Role of Human Bocavirus in Upper Respiratory Tract Infections and Acute Otitis Media

Johanna Nokso-Koivisto 1,a, Richard B Pyles 1,2, Aaron L Miller 1, Kristofer Jennings 3, Michael Loeffelholz 4, Tasnee Chonmaitree 1,4
PMCID: PMC4865000  PMID: 26625362

Abstract

Background

Human bocavirus (HBoV) is a newly described parvovirus. HBoV1 has been associated with respiratory infections, including acute otitis media (AOM), but the knowledge on the significance of HBoV1 in upper respiratory tract infections (URI) and AOM in relation to other respiratory viruses is limited. The objective of this study was to compare the rate of detection of HBoV1 to that of other respiratory viruses in specimens from children with URI, with and without AOM complication.

Methods

Nasopharyngeal secretions (NPS) were collected during URI from healthy children (6–35 months) followed prospectively for 1 year; specimens have been previously analyzed for broad spectrum of respiratory viruses. Archived NPS were analyzed for HBoV1 using a high-throughput, quantitative polymerase chain reaction method.

Results

Seven hundred and seven NPS samples collected during URI episodes from 201 children were studied for HBoV1. A total of 94 (47%) children tested positive for HBoV1 DNA during 172 (24%) URI episodes; HBoV1 was present as the only virus in 44 (6%) URI episodes. Overall, 37% of URI episodes were complicated by AOM. Of URI associated with single virus (n = 303), the rate of AOM complicating URI associated with HBoV1 only was 52% (23 of 44); this was a higher AOM rate, compared to that of other respiratory viruses.

Conclusions

Among URI associated with single respiratory virus, HBoV1-URI was commonly associated with AOM complication. The important role of HBoV1 on AOM pathogenesis needs to be studied further.

Keywords: acute otitis media, children, human bocavirus, upper respiratory tract infection

BACKGROUND

Human bocavirus (HBoV) is a parvovirus that was first discovered in 2005 [1]. To date, 4 different HBoV species, HBoV 1–4, have been reported and associated with different clinical manifestations [17]. The HBoV1 is primarily a respiratory virus; the other species [24] are more commonly related to gastrointestinal tract [7].

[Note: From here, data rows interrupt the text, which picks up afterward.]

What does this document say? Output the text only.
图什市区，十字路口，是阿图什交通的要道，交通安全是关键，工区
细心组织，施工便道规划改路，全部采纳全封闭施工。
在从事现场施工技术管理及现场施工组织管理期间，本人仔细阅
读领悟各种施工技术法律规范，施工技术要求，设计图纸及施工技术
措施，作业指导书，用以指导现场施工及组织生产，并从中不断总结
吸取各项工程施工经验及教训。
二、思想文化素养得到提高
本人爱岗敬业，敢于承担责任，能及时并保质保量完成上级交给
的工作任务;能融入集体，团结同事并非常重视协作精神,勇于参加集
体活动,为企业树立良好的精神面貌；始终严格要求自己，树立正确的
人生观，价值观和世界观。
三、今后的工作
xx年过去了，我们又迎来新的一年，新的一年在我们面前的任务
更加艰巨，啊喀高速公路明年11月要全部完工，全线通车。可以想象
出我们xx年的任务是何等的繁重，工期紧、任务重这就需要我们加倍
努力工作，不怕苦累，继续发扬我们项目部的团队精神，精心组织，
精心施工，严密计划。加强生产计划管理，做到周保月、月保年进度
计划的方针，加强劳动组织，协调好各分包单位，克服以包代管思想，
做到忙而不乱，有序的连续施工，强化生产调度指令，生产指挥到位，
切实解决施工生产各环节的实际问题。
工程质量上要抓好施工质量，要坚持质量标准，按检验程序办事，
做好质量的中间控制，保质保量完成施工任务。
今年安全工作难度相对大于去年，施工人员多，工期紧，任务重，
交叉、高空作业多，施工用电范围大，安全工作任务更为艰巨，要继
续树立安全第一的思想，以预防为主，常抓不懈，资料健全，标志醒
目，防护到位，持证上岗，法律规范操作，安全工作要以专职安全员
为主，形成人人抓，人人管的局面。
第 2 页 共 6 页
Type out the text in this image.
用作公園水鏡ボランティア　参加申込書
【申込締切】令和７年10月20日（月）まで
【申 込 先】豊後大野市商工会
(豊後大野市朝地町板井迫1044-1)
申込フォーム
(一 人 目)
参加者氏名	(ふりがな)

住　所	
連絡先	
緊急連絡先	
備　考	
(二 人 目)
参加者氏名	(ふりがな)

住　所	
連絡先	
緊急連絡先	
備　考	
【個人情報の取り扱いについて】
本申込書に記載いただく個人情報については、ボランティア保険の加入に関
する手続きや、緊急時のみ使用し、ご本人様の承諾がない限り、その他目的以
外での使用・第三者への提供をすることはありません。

Acute otitis media (AOM) is one of the most common infections in children. Acute otitis media usually occurs concurrently with or just after viral upper respiratory tract infection (URI), and certain respiratory viruses, eg, respiratory syncytial virus (RSV), adenovirus, and rhinovirus have commonly been associated with AOM [810]. Beder et al. [11] detected HBoV in 6.3% of nasopharyngeal secretions (NPS) from children with AOM, and HBoV-DNA was also found in 2.7% of middle ear fluids (MEFs). In AOM with otorrhea, 4% of MEF samples were positive for HBoV [12]. Two studies with hospitalized patients reported that 33%–44% of children with respiratory infection and HBoV detection had AOM [4, 13]. In a recent study, HBoV1 infection, confirmed by serology, was associated with AOM in children [14].

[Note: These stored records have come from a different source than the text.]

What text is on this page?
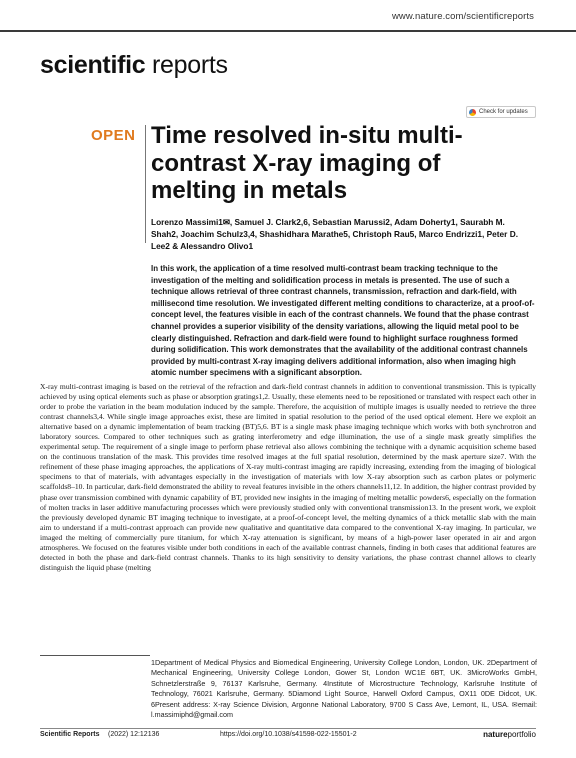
www.nature.com/scientificreports
scientific reports
Check for updates
OPEN Time resolved in-situ multi-contrast X-ray imaging of melting in metals
Lorenzo Massimi1✉, Samuel J. Clark2,6, Sebastian Marussi2, Adam Doherty1, Saurabh M. Shah2, Joachim Schulz3,4, Shashidhara Marathe5, Christoph Rau5, Marco Endrizzi1, Peter D. Lee2 & Alessandro Olivo1
In this work, the application of a time resolved multi-contrast beam tracking technique to the investigation of the melting and solidification process in metals is presented. The use of such a technique allows retrieval of three contrast channels, transmission, refraction and dark-field, with millisecond time resolution. We investigated different melting conditions to characterize, at a proof-of-concept level, the features visible in each of the contrast channels. We found that the phase contrast channel provides a superior visibility of the density variations, allowing the liquid metal pool to be clearly distinguished. Refraction and dark-field were found to highlight surface roughness formed during solidification. This work demonstrates that the availability of the additional contrast channels provided by multi-contrast X-ray imaging delivers additional information, also when imaging high atomic number specimens with a significant absorption.

X-ray multi-contrast imaging is based on the retrieval of the refraction and dark-field contrast channels in addition to conventional transmission. This is typically achieved by using optical elements such as phase or absorption gratings1,2. Usually, these elements need to be repositioned or translated with respect each other in order to probe the variation in the beam modulation induced by the sample. Therefore, the acquisition of multiple images is usually needed to retrieve the three contrast channels3,4. While single image approaches exist, these are limited in spatial resolution to the period of the used optical element. Here we exploit an alternative based on a dynamic implementation of beam tracking (BT)5,6. BT is a single mask phase imaging technique which works with both synchrotron and laboratory sources. Compared to other techniques such as grating interferometry and edge illumination, the use of a single mask greatly simplifies the experimental setup. The requirement of a single image to perform phase retrieval also allows combining the technique with a dynamic acquisition scheme based on the continuous translation of the mask. This provides time resolved images at the full spatial resolution, determined by the mask aperture size7. With the refinement of these phase imaging approaches, the applications of X-ray multi-contrast imaging are rapidly increasing, extending from the imaging of biological specimens to that of materials, with advantages especially in the investigation of materials with low X-ray absorption such as carbon plates or polymeric scaffolds8–10. In particular, dark-field demonstrated the ability to reveal features invisible in the others channels11,12. In addition, the higher contrast provided by phase over transmission combined with dynamic capability of BT, provided new insights in the imaging of melting metallic powders6, especially on the formation of molten tracks in laser additive manufacturing processes which were previously studied only with conventional transmission13. In the present work, we exploit the previously developed dynamic BT imaging technique to investigate, at a proof-of-concept level, the melting dynamics of a thick metallic slab with the main aim to understand if a multi-contrast approach can provide new qualitative and quantitative data compared to the conventional X-ray imaging. In particular, we imaged the melting of commercially pure titanium, for which X-ray attenuation is significant, by means of a high-power laser operated in air and argon atmospheres. We focused on the features visible under both conditions in each of the available contrast channels, finding in both cases that additional features are detected in both the phase and dark-field contrast channels. Thanks to its high sensitivity to density variations, the phase contrast channel allows to clearly distinguish the liquid phase (melting

1Department of Medical Physics and Biomedical Engineering, University College London, London, UK. 2Department of Mechanical Engineering, University College London, Gower St, London WC1E 6BT, UK. 3MicroWorks GmbH, Schnetzlerstraße 9, 76137 Karlsruhe, Germany. 4Institute of Microstructure Technology, Karlsruhe Institute of Technology, 76021 Karlsruhe, Germany. 5Diamond Light Source, Harwell Oxford Campus, OX11 0DE Didcot, UK. 6Present address: X-ray Science Division, Argonne National Laboratory, 9700 S Cass Ave, Lemont, IL, USA. ✉email: l.massimiphd@gmail.com
Scientific Reports (2022) 12:12136	https://doi.org/10.1038/s41598-022-15501-2	natureportfolio
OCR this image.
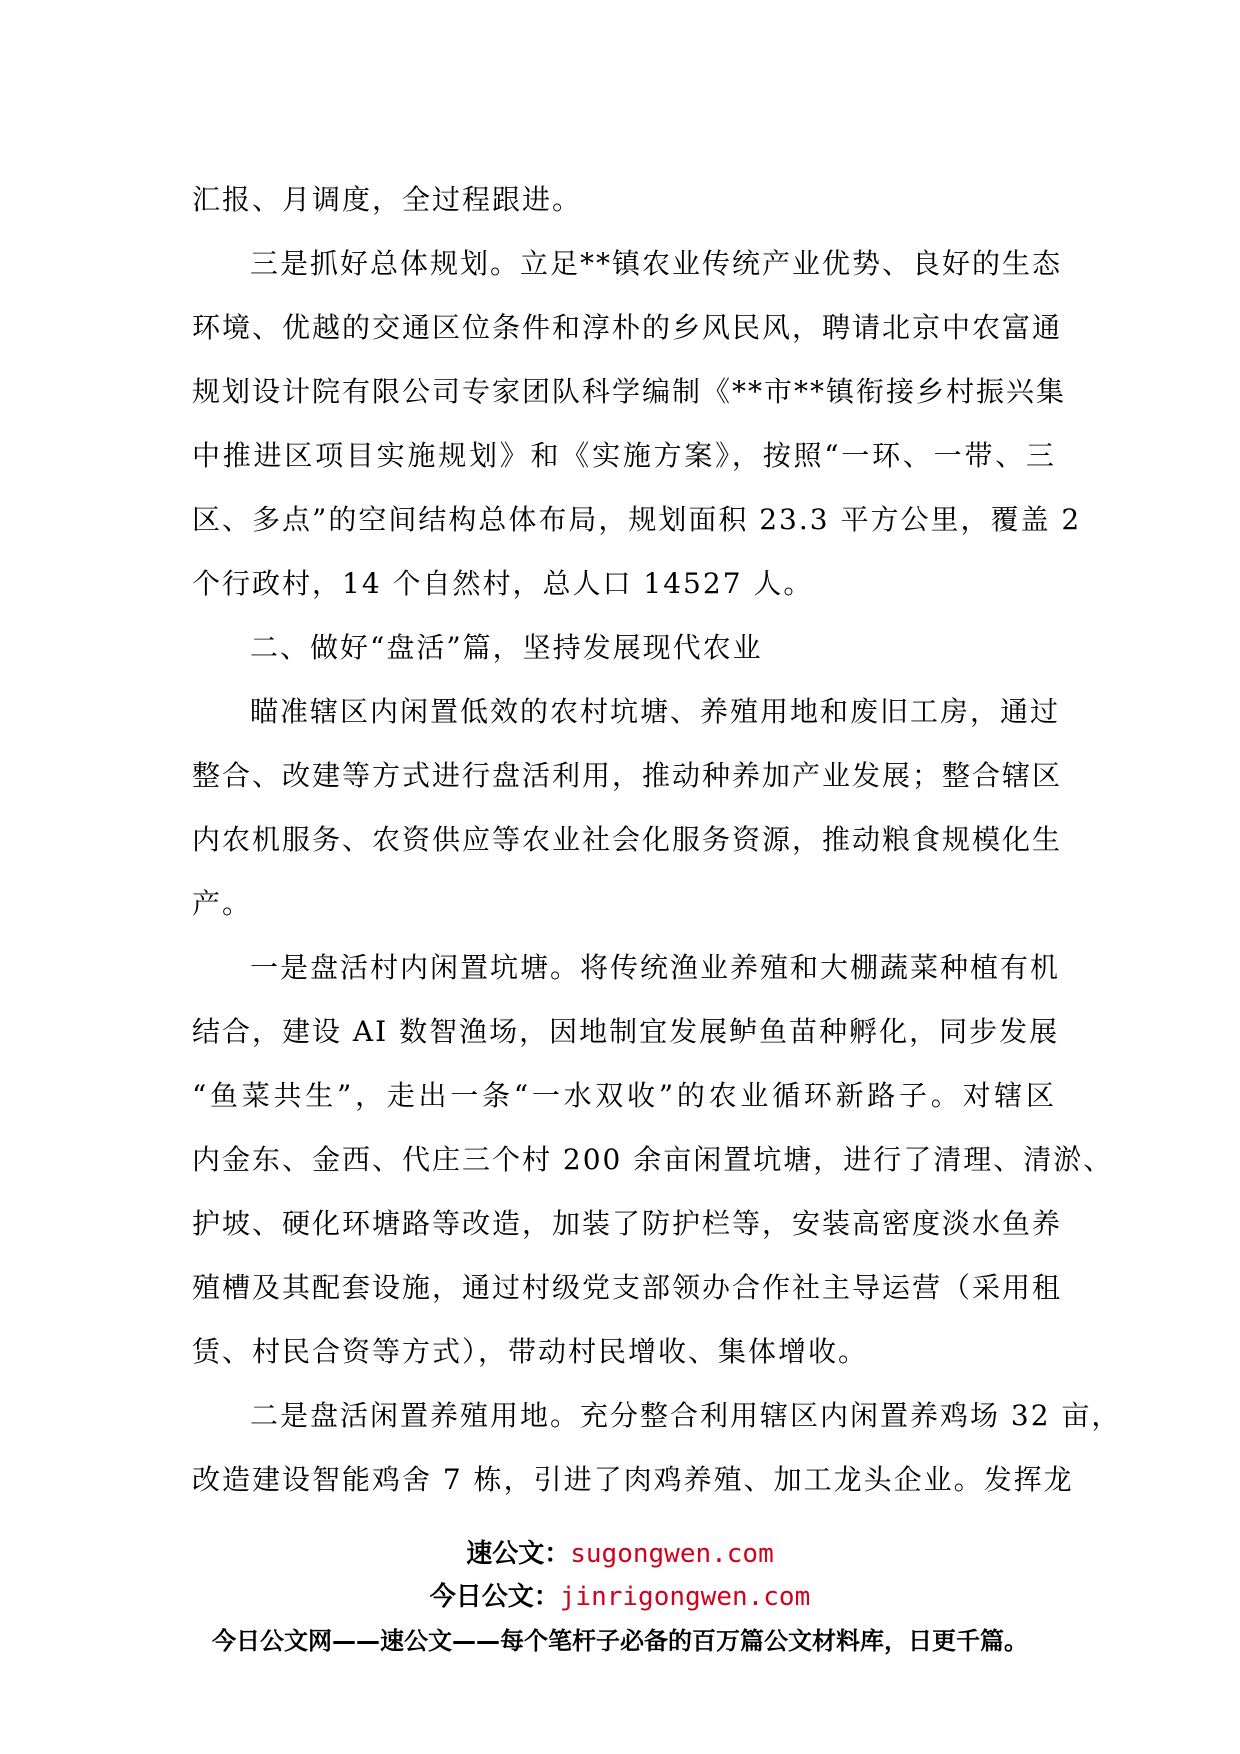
汇报、月调度，全过程跟进。
三是抓好总体规划。立足**镇农业传统产业优势、良好的生态
环境、优越的交通区位条件和淳朴的乡风民风，聘请北京中农富通
规划设计院有限公司专家团队科学编制《**市**镇衔接乡村振兴集
中推进区项目实施规划》和《实施方案》，按照“一环、一带、三
区、多点”的空间结构总体布局，规划面积 23.3 平方公里，覆盖 2
个行政村，14 个自然村，总人口 14527 人。
二、做好“盘活”篇，坚持发展现代农业
瞄准辖区内闲置低效的农村坑塘、养殖用地和废旧工房，通过
整合、改建等方式进行盘活利用，推动种养加产业发展；整合辖区
内农机服务、农资供应等农业社会化服务资源，推动粮食规模化生
产。
一是盘活村内闲置坑塘。将传统渔业养殖和大棚蔬菜种植有机
结合，建设 AI 数智渔场，因地制宜发展鲈鱼苗种孵化，同步发展
“鱼菜共生”，走出一条“一水双收”的农业循环新路子。对辖区
内金东、金西、代庄三个村 200 余亩闲置坑塘，进行了清理、清淤、
护坡、硬化环塘路等改造，加装了防护栏等，安装高密度淡水鱼养
殖槽及其配套设施，通过村级党支部领办合作社主导运营（采用租
赁、村民合资等方式），带动村民增收、集体增收。
二是盘活闲置养殖用地。充分整合利用辖区内闲置养鸡场 32 亩，
改造建设智能鸡舍 7 栋，引进了肉鸡养殖、加工龙头企业。发挥龙
速公文：sugongwen.com
今日公文：jinrigongwen.com
今日公文网——速公文——每个笔杆子必备的百万篇公文材料库，日更千篇。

Human bocavirus-DNA has been detected in symptomatic and asymptomatic children [13, 15] and repeatedly from the same subjects [15]. The cause-and-effect relationship of HBoV detection in respiratory specimens and the presence of HBoV in children over time still need to be studied further. We investigated the presence of HBoV1-DNA in NPS from young children with URI to determine the role of HBoV1 in URI and AOM, and we compared the rate of AOM complicating HBoV1-URI to that of URI associated with other viruses.

STUDY DESIGN

Study Design and Subjects

Specimens tested for HBoV1 were archived specimens from a prospective, longitudinal study performed between January 2003 and March 2007 at the University of Texas Medical Branch (Galveston, TX) [10]. Constitutionally healthy children were enrolled at the ages of 6–35 months and followed for 1 year for occurrences of URI and AOM. The parents informed the study personnel when the child developed URI symptoms. Children were seen by a study physician and followed after URI onset for the occurrence of AOM. At each visit, otoscopic and physical examinations and tympanometry were performed. Acute otitis media was considered to have complicated URI if it occurred within 28 days of URI onset. Acute otitis media was defined as acute onset of symptoms, signs of tympanic membrane inflammation (erythema, opacification, or bugling), and the presence of fluid in the middle ear. The study was approved by the Institutional Review Board of University of Texas Medical Branch, and informed consent was obtained from the guardians of all study children.

Virologic Studies

Respiratory specimens for viral studies were collected at the initial URI visit and when AOM was diagnosed. Nasal swabs were collected for viral culture and NPS for other viral studies. The NPS sample was collected by vacuum suction catheter with mucus trap, which were rinsed with 1 mL phosphate-buffered saline. The total secretion volume was recorded to provide the dilution factor of the original sample.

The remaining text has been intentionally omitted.